A one-sided C60 with a newspaper magazine featuring articles, readings and interviews on Cosey Fanni Tutti, Throbbing Gristle and CTI.

Tracks are mixed together.

Time to Tell was a 1983 cassette-only release on the Flowmotion label (though it has since been rereleased on CD).

It came as a one-sided C60 tape with a newspaper magazine insert featuring articles, readings and interviews on Cosey, Throbbing Gristle and Coum Transmissions.

It was Cosey’s first solo release, a foray into early dark ambient territory,with sultry spoken word passages.

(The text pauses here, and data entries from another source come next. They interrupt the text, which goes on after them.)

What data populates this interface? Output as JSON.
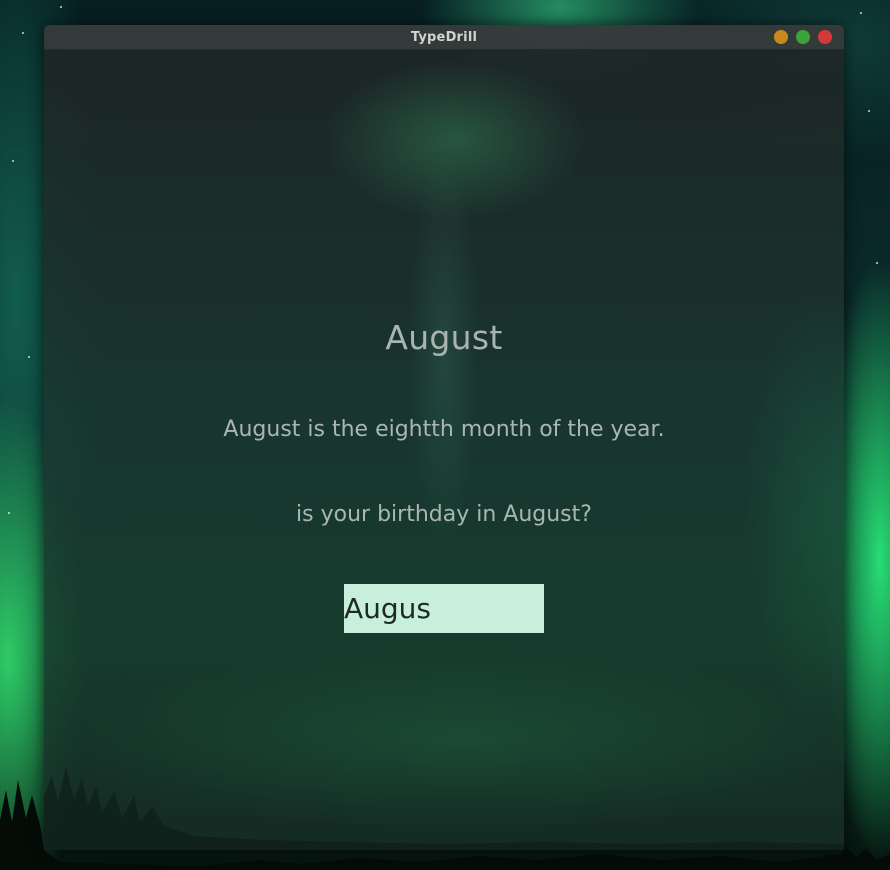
{
  "window": {
    "title": "TypeDrill",
    "controls": [
      "minimize-button",
      "maximize-button",
      "close-button"
    ]
  },
  "drill": {
    "word": "August",
    "sentences": [
      "August is the eightth month of the year.",
      "is your birthday in August?"
    ],
    "input_value": "Augus"
  },
  "colors": {
    "minimize": "#c9891d",
    "maximize": "#3aa43a",
    "close": "#d2393b",
    "input_background": "#c7efdc",
    "text": "#a9b6b2"
  }
}
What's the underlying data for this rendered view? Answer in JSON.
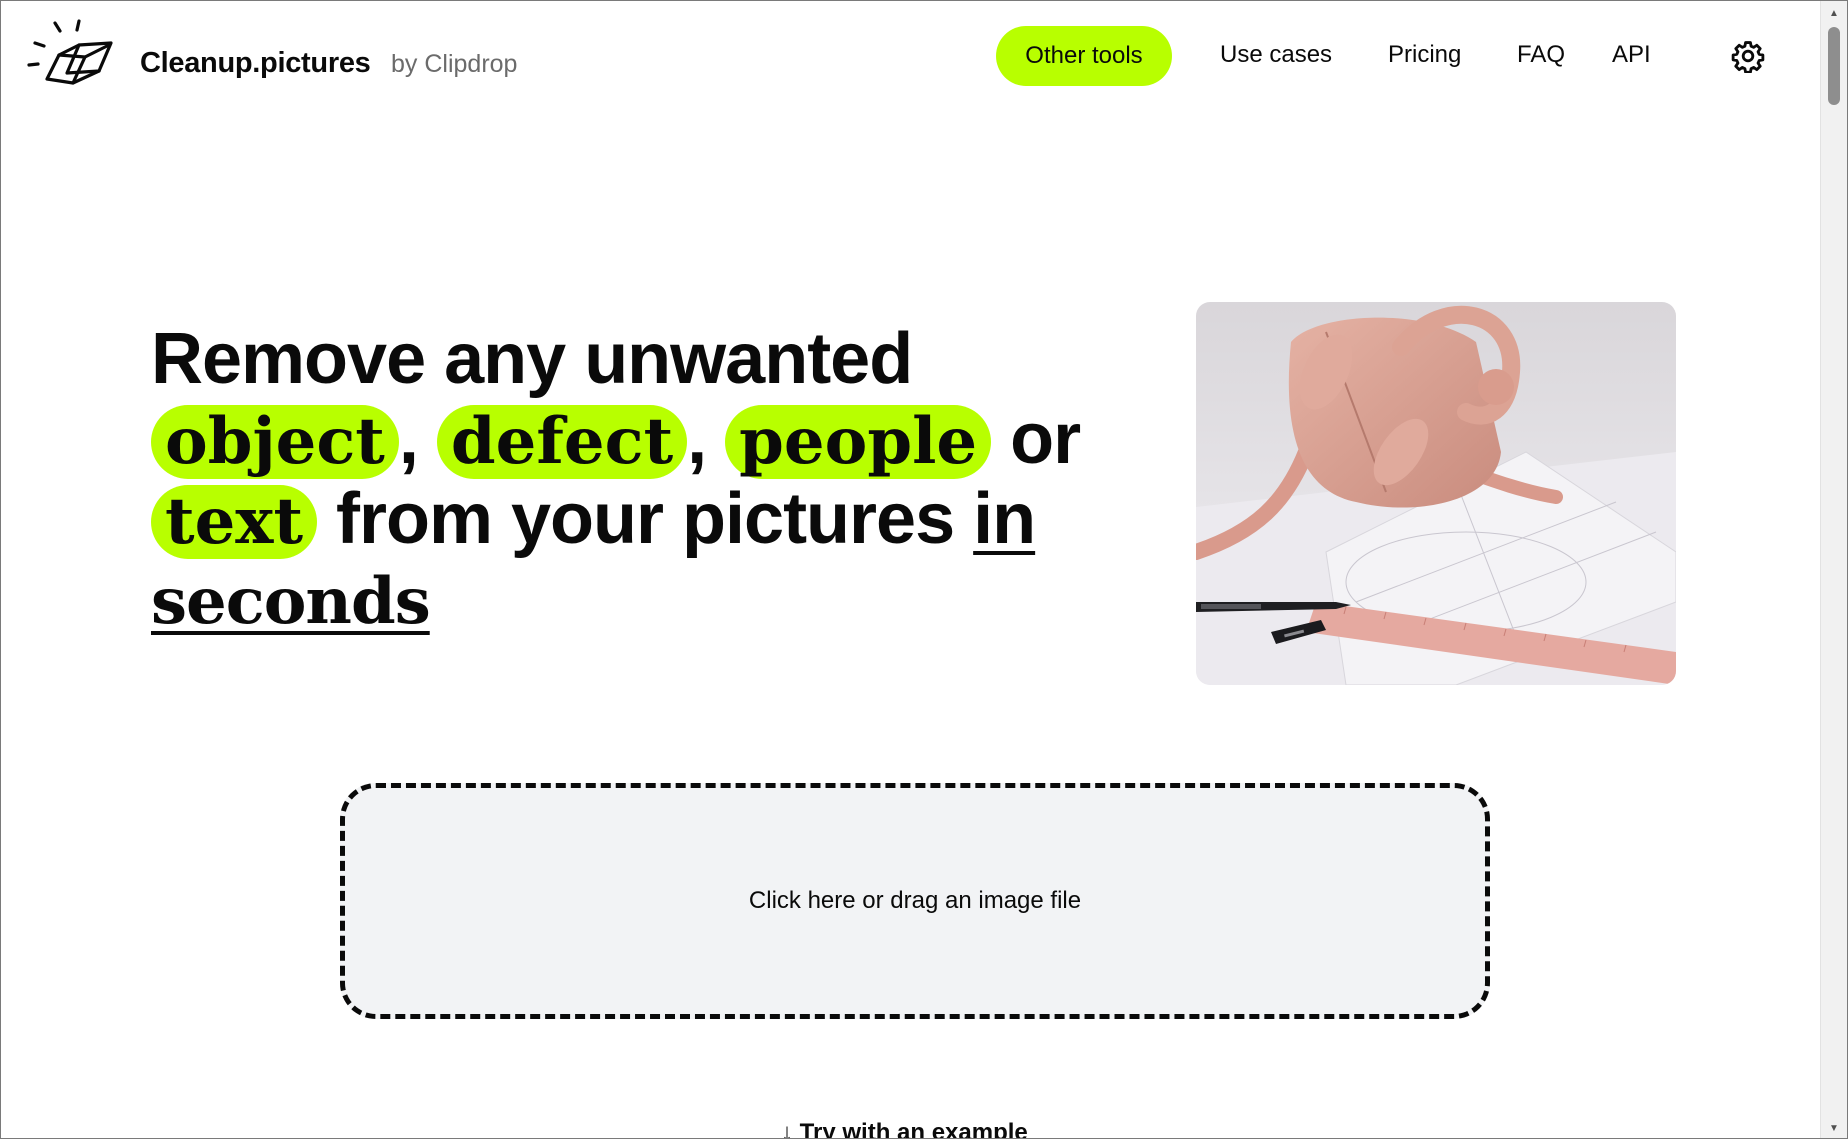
{
  "header": {
    "brand": "Cleanup.pictures",
    "brand_by": "by Clipdrop",
    "nav": {
      "other_tools": "Other tools",
      "use_cases": "Use cases",
      "pricing": "Pricing",
      "faq": "FAQ",
      "api": "API"
    },
    "logo_icon": "eraser-icon",
    "settings_icon": "gear-icon"
  },
  "hero": {
    "line1": "Remove any unwanted",
    "word_object": "object",
    "comma1": ",",
    "word_defect": "defect",
    "comma2": ",",
    "word_people": "people",
    "word_or": "or",
    "word_text": "text",
    "middle": "from your pictures",
    "word_in": "in",
    "word_seconds": "seconds",
    "image_text_brand": "YUZEFI",
    "image_text_sub": "DOROLES"
  },
  "upload": {
    "label": "Click here or drag an image file",
    "example": "Try with an example",
    "example_icon": "arrow-down-icon"
  },
  "colors": {
    "accent": "#b8ff00",
    "text": "#0a0a0a",
    "muted": "#6b6b6b",
    "dropzone_bg": "#f2f3f5"
  }
}
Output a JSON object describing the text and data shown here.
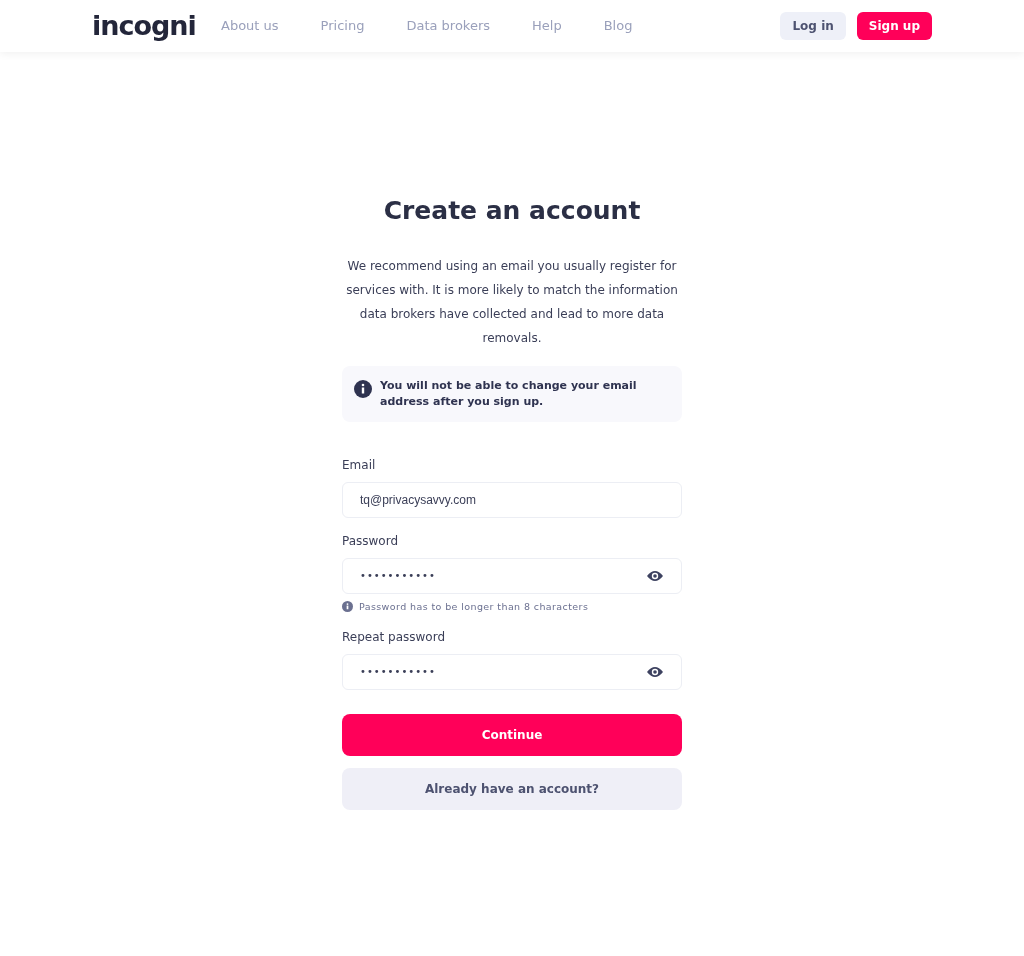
{
  "header": {
    "logo": "incogni",
    "nav": [
      "About us",
      "Pricing",
      "Data brokers",
      "Help",
      "Blog"
    ],
    "login_button": "Log in",
    "signup_button": "Sign up"
  },
  "form": {
    "title": "Create an account",
    "intro": "We recommend using an email you usually register for services with. It is more likely to match the information data brokers have collected and lead to more data removals.",
    "notice": "You will not be able to change your email address after you sign up.",
    "fields": [
      {
        "label": "Email",
        "value": "tq@privacysavvy.com",
        "kind": "text"
      },
      {
        "label": "Password",
        "value": "•••••••••••",
        "kind": "password",
        "hint": "Password has to be longer than 8 characters"
      },
      {
        "label": "Repeat password",
        "value": "•••••••••••",
        "kind": "password"
      }
    ],
    "continue_button": "Continue",
    "existing_account_button": "Already have an account?"
  }
}
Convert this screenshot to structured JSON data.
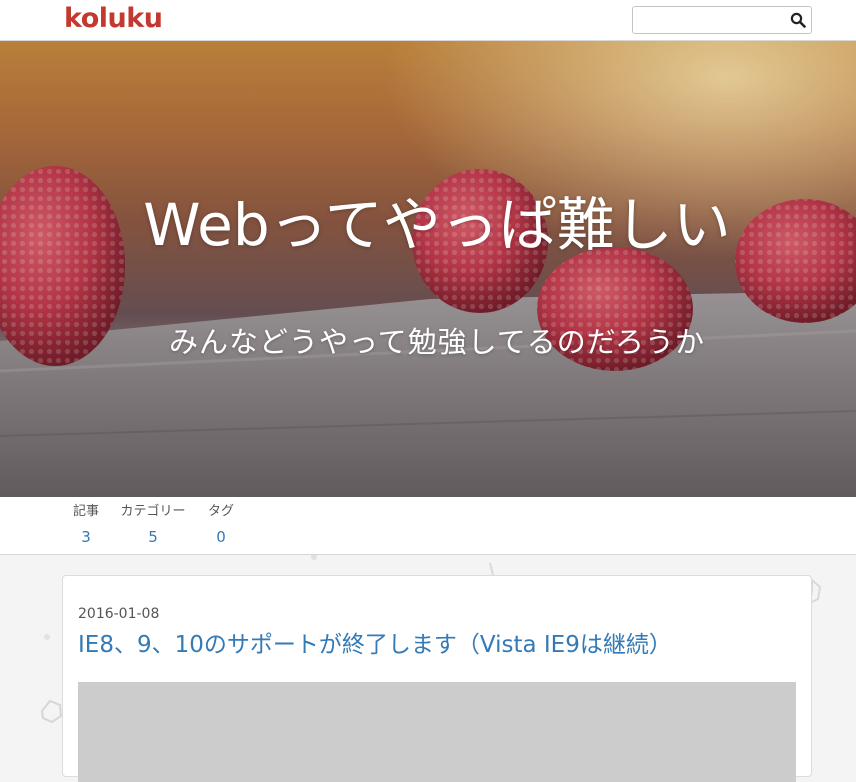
{
  "header": {
    "logo_text": "koluku",
    "search_placeholder": "",
    "search_icon": "magnifier-icon"
  },
  "hero": {
    "title": "Webってやっぱ難しい",
    "subtitle": "みんなどうやって勉強してるのだろうか"
  },
  "stats": [
    {
      "label": "記事",
      "value": "3"
    },
    {
      "label": "カテゴリー",
      "value": "5"
    },
    {
      "label": "タグ",
      "value": "0"
    }
  ],
  "post": {
    "date": "2016-01-08",
    "title": "IE8、9、10のサポートが終了します（Vista IE9は継続）"
  },
  "colors": {
    "brand": "#c4392f",
    "link": "#337ab7",
    "page_bg": "#f4f4f4"
  }
}
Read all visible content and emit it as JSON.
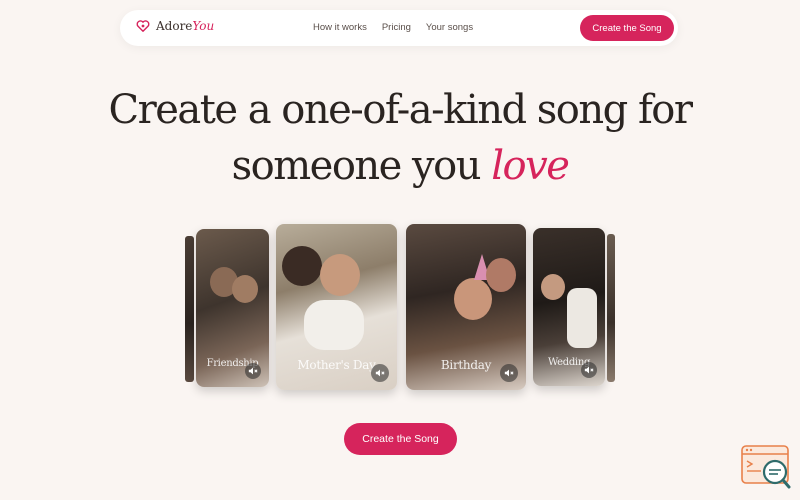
{
  "brand": {
    "name": "Adore",
    "accent": "You"
  },
  "nav": {
    "links": [
      "How it works",
      "Pricing",
      "Your songs"
    ],
    "cta": "Create the Song"
  },
  "hero": {
    "line1": "Create a one-of-a-kind song for",
    "line2_prefix": "someone you ",
    "line2_accent": "love"
  },
  "carousel": {
    "cards": [
      {
        "label": "Friendship"
      },
      {
        "label": "Mother's Day"
      },
      {
        "label": "Birthday"
      },
      {
        "label": "Wedding"
      }
    ],
    "mute_icon": "speaker-muted-icon"
  },
  "cta": {
    "label": "Create the Song"
  },
  "colors": {
    "accent": "#d6245c",
    "background": "#faf5f2",
    "text": "#2a2421"
  }
}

I 'd been wanting to get my work as a performance artist, musician, model etc. together in some form for a long time. For my own mind really. It's always after the event that you begin to see the relevance of certain actions and situations. It all begins to make more sense that events unfurled the way they did. And Time To Tell was a perfect way of expressing how I felt about all those moments and how they all related to one another in some way at varying times in my life. That all those different pieces of the puzzle were me and each a very valid part . When you're busy experiencing and creating for me, the last thing on my mind was what did it all mean? Maybe at particular stages along the way things just slotted into place and presented themselves as being just right, but it was, and still is, in the aftermath where I begin to piece it all together and gain in whatever way from my work and my life. The putting together of Time To Tell felt right and it didn't seem an awesome task, l was interested in looking back at myself. I was far enough removed both in time and emotionally as a person, to see my previous work in a very different light. It's weird reading your own thoughts from as far back as 18 years ago! Like reading the highlights of an old diary.
Time To Tell was in the pipeline for about 4 years. As a re-released version that is. First of all, it was with a Scottish label for a year and nothing materialised, so I got the parts back for safe keeping. Then it was with Waxtrax for a time. Then all sorts of things went wrong over there and I knew the release would never happen. I asked for the parts back, but never got a thing returned. All those photos, text, tape, everything just sitting somewhere. So I had to get it collated all over again . Dupe the photos etc. I think all along it was meant to be released on our own label. It was all too personal to be under the control of someone else. I'm glad because it meant I could take stuff out and add pieces that were more coherent or more relevant . I also realised that it had been impractical of me to expect someone else to sit and put this project together. I really had to be the one because there were so many decisions on small levels as well as larger ones.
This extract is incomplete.